1. Âyet içi siyak münasebeti: Bu münasebet esasında sadece Kur’ân için değil, tüm metinler için geçerlidir ve hükümler çoğu zaman bir cümlede değil, tüm ibare bütünlüğünde ortaya çıkarlar. Bu tür münasebetler bazen Kur’ân’ın tek bir âyetinde tezahür edebilmektedir. Meselâ Bakara (2) sûresinin 275. âyetinin “faiz yiyenler (mahşerde) ancak şeytanın çarptığı kimsenin kalktığı gibi kalkarlar” şeklindeki cümlesi çok ağır ve tehditkâr bir ifadedir.

Bu âyet faiz yemenin haram olduğunu kesin olarak bildirmekle birlikte bu ağır cezanın salt faiz yemekten kaynaklanmadığı, haramı haram kabul etmemekten neş’et ettiği aynı âyetin şu cümlesinden anlaşılmaktadır: “Bu (cezaya dûçâr kılınmaları) onların zaten alış veriş de faiz gibi demelerindendir”. Şu halde faizcilerin, tefecilerin âhirette çarptırılacakları ağır ceza, onların faizi haram görmeyerek ve onu helal olan ticaretle aynı tutarak, başka bir ifadeyle helali ve haramı inkar ederek yemelerindendir. İşte bu mana, bir âyetin siyak bütünlüğü içinde ortaya çıkmaktadır.
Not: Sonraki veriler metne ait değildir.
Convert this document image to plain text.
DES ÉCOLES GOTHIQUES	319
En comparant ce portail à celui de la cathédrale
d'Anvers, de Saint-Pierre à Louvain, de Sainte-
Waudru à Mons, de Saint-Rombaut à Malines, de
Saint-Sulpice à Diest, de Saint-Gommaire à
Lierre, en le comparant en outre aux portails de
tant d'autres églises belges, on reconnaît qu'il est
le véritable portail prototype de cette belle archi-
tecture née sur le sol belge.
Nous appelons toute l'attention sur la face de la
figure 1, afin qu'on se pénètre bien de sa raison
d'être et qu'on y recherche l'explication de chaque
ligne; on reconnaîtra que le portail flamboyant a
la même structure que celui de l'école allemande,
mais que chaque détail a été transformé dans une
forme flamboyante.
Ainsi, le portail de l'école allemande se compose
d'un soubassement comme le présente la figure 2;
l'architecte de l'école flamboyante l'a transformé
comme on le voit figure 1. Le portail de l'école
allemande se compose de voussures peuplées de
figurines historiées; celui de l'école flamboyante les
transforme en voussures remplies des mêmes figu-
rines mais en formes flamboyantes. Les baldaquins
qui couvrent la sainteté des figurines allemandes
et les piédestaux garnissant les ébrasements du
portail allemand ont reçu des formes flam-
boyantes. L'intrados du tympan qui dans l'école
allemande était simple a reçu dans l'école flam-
2. Âyetler arası siyak münasebeti: Siyak ilkesinin en fazla işletildiği Kur’ânî sınıflamalardan birisi bu gruptur. Konunun önemini vurgulamak üzere Zemelkânî İsra sûresiyle Kehf sûresinin arasındaki münasebeti zikrettikten sonra “ilgi ve irtibat, sûreler arasında bile zuhur edince artık âyetler arasındaki irtibat münasebeti evleviyetle ortaya çıkar” der. Âyetler arası siyak ilişkisi durumunda sağlıklı bir anlama ve yorumlama için “acaba bu âyet önceki âyetle irtibatlı mı, yoksa müstakil midir?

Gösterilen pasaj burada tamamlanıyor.